Die nationalsozialistische Bewegung behauptete von Anfang an, daß ihr Ziel die Einigung des deutschen Volkes im Bewußtsein seiner Mission und seines Schicksalszweckes sei, gegründet auf die ererbten Eigenschaften der Rasse und unter Leitung des Führers.
Zwei Dinge wurden für die Erreichung dieses Zieles als notwendig betrachtet: Die Zerstörung der europäischen Ordnung, die seit dem Versailler Vertrag bestanden hatte und die Schaffung eines Großdeutschen Reiches über die Grenzen von 1914 hinaus. Dieses bedeutete notwendigerweise die Besitzergreifung fremden Staatsgebietes.

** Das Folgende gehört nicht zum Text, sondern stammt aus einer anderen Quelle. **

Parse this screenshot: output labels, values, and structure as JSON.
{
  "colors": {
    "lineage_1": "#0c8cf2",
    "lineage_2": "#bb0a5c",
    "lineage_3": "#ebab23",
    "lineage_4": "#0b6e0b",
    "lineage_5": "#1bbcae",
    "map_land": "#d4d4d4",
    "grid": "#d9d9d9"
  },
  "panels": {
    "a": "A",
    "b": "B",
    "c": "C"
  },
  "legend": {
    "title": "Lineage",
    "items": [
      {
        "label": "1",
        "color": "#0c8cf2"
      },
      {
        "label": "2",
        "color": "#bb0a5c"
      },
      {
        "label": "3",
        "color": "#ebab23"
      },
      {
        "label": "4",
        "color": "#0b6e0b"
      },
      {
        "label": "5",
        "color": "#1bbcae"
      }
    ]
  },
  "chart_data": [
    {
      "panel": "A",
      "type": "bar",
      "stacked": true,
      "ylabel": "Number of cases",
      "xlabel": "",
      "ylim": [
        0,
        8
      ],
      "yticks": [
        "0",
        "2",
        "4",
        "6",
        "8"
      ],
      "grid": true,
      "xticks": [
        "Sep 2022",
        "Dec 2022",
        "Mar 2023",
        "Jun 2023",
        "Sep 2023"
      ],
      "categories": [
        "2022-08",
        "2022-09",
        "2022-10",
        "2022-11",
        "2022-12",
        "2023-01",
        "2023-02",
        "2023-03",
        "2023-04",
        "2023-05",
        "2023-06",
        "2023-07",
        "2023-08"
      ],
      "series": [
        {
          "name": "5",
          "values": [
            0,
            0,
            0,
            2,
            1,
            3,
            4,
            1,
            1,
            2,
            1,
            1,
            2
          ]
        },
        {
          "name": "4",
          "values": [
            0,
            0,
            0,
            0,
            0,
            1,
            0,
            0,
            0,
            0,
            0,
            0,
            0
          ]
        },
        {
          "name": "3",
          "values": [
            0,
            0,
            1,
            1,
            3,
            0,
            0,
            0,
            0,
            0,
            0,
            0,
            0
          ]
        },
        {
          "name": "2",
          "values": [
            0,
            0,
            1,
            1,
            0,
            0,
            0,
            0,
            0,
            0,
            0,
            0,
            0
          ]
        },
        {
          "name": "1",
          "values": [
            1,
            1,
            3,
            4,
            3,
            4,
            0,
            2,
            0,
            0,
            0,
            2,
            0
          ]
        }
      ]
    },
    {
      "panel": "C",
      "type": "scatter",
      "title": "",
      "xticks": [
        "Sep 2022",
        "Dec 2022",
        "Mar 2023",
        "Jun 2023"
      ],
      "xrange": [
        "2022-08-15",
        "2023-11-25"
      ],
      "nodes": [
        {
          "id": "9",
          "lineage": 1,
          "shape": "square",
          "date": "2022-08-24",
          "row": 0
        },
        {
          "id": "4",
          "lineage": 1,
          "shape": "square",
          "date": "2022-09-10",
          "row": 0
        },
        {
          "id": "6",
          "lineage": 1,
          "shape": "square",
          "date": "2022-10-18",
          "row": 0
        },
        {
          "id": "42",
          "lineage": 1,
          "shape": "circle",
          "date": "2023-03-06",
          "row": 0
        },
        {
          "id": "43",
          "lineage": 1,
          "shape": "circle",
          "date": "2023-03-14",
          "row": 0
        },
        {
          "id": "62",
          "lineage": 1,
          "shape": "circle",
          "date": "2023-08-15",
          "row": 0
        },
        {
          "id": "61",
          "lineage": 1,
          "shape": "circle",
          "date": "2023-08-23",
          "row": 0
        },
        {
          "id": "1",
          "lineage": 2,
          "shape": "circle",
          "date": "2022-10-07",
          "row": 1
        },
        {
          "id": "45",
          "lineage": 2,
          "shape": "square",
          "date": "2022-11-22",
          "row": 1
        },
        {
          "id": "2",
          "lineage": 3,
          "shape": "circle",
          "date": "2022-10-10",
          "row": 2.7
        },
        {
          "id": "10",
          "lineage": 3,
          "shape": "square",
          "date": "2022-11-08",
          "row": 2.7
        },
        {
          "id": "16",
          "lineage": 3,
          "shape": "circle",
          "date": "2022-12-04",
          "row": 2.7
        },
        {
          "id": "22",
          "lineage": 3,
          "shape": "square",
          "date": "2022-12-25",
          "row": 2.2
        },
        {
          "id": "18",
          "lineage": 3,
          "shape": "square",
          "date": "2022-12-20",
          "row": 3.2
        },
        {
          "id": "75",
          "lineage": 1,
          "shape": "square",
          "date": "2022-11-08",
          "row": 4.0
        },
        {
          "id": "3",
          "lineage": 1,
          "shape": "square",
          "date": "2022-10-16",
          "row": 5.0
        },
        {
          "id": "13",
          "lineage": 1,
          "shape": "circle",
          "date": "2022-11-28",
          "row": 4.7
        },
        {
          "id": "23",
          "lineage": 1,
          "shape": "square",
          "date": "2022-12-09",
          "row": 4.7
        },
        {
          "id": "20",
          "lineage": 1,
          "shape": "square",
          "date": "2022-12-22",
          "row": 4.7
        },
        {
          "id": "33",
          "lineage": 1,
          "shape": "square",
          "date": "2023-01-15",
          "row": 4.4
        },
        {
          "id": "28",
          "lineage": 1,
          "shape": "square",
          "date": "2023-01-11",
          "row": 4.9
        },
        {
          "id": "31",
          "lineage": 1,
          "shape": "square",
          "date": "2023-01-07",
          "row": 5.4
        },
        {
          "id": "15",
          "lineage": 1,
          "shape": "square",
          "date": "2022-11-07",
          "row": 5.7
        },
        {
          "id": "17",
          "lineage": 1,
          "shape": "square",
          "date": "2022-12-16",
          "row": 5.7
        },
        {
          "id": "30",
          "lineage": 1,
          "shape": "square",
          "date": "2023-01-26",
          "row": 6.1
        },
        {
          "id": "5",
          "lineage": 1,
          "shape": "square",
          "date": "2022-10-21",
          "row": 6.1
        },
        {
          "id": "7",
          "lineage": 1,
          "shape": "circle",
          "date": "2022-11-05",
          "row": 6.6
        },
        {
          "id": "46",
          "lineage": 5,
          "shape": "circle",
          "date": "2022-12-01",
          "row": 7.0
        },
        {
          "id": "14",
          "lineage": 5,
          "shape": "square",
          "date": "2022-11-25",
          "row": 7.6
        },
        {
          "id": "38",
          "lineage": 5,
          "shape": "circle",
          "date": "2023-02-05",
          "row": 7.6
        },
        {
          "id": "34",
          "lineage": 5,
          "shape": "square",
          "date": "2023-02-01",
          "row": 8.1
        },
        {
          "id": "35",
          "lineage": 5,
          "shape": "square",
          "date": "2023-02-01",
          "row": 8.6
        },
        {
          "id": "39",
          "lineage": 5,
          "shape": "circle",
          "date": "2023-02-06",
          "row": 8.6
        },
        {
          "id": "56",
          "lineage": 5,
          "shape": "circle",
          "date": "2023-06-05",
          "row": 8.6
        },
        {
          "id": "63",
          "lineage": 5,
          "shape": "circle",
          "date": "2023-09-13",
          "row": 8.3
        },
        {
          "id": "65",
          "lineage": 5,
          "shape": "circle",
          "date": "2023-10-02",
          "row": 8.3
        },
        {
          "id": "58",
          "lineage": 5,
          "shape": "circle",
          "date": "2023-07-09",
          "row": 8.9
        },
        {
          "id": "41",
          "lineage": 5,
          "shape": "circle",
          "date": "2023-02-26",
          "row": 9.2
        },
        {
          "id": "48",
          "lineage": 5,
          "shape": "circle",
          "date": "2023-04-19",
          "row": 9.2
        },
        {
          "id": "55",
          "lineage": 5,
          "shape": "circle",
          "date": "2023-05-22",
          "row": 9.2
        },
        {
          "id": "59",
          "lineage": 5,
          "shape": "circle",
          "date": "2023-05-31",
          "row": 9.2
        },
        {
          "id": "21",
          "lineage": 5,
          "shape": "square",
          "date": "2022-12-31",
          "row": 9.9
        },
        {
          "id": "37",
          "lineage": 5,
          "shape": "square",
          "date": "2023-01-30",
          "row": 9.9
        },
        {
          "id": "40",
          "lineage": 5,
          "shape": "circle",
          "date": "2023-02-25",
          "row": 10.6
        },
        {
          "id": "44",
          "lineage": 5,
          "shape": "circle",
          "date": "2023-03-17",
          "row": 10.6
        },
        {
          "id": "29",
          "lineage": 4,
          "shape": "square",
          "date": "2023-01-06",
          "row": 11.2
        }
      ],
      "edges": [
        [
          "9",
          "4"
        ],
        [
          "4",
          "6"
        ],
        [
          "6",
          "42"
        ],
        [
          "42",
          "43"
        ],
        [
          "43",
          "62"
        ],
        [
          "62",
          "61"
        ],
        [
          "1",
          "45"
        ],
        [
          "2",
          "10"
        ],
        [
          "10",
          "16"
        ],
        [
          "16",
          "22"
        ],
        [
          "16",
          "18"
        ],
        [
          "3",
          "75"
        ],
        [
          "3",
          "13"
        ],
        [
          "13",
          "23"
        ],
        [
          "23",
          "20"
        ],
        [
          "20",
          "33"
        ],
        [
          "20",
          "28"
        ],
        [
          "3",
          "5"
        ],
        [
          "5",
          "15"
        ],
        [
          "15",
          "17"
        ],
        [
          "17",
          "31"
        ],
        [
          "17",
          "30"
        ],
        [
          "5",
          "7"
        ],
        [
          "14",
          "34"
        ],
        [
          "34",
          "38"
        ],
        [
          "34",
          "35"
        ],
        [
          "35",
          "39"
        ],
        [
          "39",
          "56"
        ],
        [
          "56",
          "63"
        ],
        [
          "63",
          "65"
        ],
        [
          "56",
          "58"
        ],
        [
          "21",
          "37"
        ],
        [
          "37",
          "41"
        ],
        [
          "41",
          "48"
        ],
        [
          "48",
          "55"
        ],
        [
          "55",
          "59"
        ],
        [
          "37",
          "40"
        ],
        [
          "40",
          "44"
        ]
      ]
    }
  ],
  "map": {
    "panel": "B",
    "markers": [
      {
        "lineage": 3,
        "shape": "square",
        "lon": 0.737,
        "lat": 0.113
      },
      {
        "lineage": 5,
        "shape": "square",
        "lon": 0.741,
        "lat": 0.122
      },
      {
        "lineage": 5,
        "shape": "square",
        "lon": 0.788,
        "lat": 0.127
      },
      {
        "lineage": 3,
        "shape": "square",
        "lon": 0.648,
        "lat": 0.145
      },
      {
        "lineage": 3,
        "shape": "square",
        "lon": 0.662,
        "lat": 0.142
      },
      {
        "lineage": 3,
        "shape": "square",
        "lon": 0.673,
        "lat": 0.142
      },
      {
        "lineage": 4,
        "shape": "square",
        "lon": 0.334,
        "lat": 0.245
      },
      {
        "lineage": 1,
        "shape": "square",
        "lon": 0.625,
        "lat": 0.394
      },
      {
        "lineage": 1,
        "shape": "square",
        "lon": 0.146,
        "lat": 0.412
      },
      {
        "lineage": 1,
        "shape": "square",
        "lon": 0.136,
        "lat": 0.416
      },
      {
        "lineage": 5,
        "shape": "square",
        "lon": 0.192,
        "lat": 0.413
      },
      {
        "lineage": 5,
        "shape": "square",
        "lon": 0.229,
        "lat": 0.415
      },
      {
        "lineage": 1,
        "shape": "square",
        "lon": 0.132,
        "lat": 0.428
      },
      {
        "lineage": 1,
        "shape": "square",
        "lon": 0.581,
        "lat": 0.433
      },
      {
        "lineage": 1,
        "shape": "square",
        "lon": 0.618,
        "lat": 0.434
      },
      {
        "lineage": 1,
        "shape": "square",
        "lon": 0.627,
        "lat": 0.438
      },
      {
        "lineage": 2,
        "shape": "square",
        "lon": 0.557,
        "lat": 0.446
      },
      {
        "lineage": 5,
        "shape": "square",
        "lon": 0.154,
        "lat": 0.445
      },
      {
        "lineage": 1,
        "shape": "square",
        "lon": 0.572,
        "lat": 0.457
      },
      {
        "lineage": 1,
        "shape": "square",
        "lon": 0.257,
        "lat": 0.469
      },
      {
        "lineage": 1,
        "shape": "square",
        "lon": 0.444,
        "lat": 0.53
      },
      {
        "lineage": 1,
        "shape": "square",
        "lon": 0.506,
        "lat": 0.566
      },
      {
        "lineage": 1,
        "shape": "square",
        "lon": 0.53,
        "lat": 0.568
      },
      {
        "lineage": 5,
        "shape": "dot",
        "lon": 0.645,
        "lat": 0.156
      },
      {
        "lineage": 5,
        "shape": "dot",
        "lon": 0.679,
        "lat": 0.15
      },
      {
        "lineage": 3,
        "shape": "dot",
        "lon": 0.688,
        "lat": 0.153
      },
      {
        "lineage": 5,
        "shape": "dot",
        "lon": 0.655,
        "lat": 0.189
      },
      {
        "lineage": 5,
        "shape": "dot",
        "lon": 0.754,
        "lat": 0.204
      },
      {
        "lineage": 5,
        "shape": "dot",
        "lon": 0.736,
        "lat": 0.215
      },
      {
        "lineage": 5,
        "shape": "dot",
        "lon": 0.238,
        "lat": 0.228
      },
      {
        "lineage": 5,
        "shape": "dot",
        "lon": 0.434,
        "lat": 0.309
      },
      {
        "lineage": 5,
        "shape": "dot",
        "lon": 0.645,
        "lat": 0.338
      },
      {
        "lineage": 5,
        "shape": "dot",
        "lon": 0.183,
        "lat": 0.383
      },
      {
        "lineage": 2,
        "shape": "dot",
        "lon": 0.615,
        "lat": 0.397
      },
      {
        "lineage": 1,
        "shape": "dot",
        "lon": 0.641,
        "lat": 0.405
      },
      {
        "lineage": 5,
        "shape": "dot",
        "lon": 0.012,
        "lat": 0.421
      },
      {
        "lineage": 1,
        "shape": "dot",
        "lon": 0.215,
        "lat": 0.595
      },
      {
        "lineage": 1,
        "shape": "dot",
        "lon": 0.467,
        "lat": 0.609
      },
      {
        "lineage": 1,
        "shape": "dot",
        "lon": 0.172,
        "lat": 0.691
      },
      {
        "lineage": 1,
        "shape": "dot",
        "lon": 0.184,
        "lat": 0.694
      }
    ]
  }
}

Wenn diese Ziele erreicht werden sollten, so mußte ein Krieg als unvermeidlich, zumindest aber als höchstwahrscheinlich betrachtet werden. Daher sollte das deutsche Volk mit allen seinen wirtschaftlichen Hilfsquellen zu einer großen politisch-militärischen Armee ausgebaut und dazu geschult werden, einer jeglichen vom Staate angeordneten Politik widerspruchslos zu folgen.
Angriffsvorbereitungen.
In »Mein Kampf« hatte Hitler diese Ansicht ganz klar zum Ausdruck gebracht. Man muß sich daran erinnern, daß »Mein Kampf« nicht einfach ein privates Tagebuch war, in dem Hitler seine geheimen Gedanken niedergelegt hatte. Vielmehr wurde dessen Inhalt von den Dächern geschrien. Es wurde in den Schulen und Universitäten, in der Hitler-Jugend, in der SS und in der SA und vom ganzen deutschen Volk gelesen. Ein Exemplar wurde sogar allen neugetrauten Ehepaaren überreicht. Im Jahre 1945 waren bereits über 61/2 Millionen Exemplare verbreitet. Der allgemeine Inhalt ist wohlbekannt. Immer und immer wieder unterstreicht Hitler seinen Glauben an die Notwendigkeit der Gewalt als Mittel zur Lösung internationaler Probleme, wie zum Beispiel in dem nachfolgenden Zitat:
»Den Boden, auf dem wir heute leben, erhielten unsere Vorfahren nicht vom Himmel geschenkt. Sie mußten ihn durch Lebenseinsatz erkämpfen. So wird auch uns in Zukunft den Boden und damit das Leben für unser Volk keine völkische Gnade zuweisen, sondern nur die Gewalt eines siegreichen Schwertes.« (»Mein Kampf« Seite 556, 2662-PS, US-256.)
»Mein Kampf« enthält zahlreiche derartige Stellen und die Gewalt wird offen als Instrument der Außenpolitik gepriesen. Die genauen Ziele dieser Politik der Gewalt sind gleichfalls in allen Einzelheiten dargelegt. Die allererste Seite des Buches enthält die Erklärung, daß »Deutschösterreich wieder zum großen deutschen Mutterland« zurück müsse, und zwar nicht aus wirtschaftlichen Gründen, sondern mit der Begründung, daß »gleiches Blut in ein gemeinsames Reich« gehöre. Die Wiedergewinnung der deutschen Grenzen von 1914 wird als gänzlich unzureichend erklärt, und wenn Deutschland überhaupt leben soll, muß es als Weltmacht auch die nötige räumliche Größe haben.
»Mein Kampf« wird sogar besonders deutlich bei der Erklärung darüber, wo dieser Gebietszuwachs zu finden sei.
»Damit ziehen wir Nationalsozialisten bewußt einen Strich unter die außenpolitische Richtung unserer Vorkriegszeit... Wir stoppen den ewigen Germanenzug nach dem Süden und Westen Europas und weisen den Blick nach dem Land im Osten. Wir schließen endlich ab die Kolonial- und Handelspolitik der Vorkriegszeit und gehen über zur Bodenpolitik der Zukunft.
Wenn wir aber heute in Europa von neuem Grund und Boden reden, können wir in erster Linie nur an Rußland und die ihm untertanenen Randstaaten denken« (»Mein Kampf«, Seite 743, 2662-PS, US-256).
»Mein Kampf« ist nicht lediglich als eine literarische Übung zu betrachten und ebensowenig als starre Politik oder als unabänderlicher Plan.
Seine Wichtigkeit liegt in der unmißverständlich aggressiven Haltung, die aus jeder Seite spricht.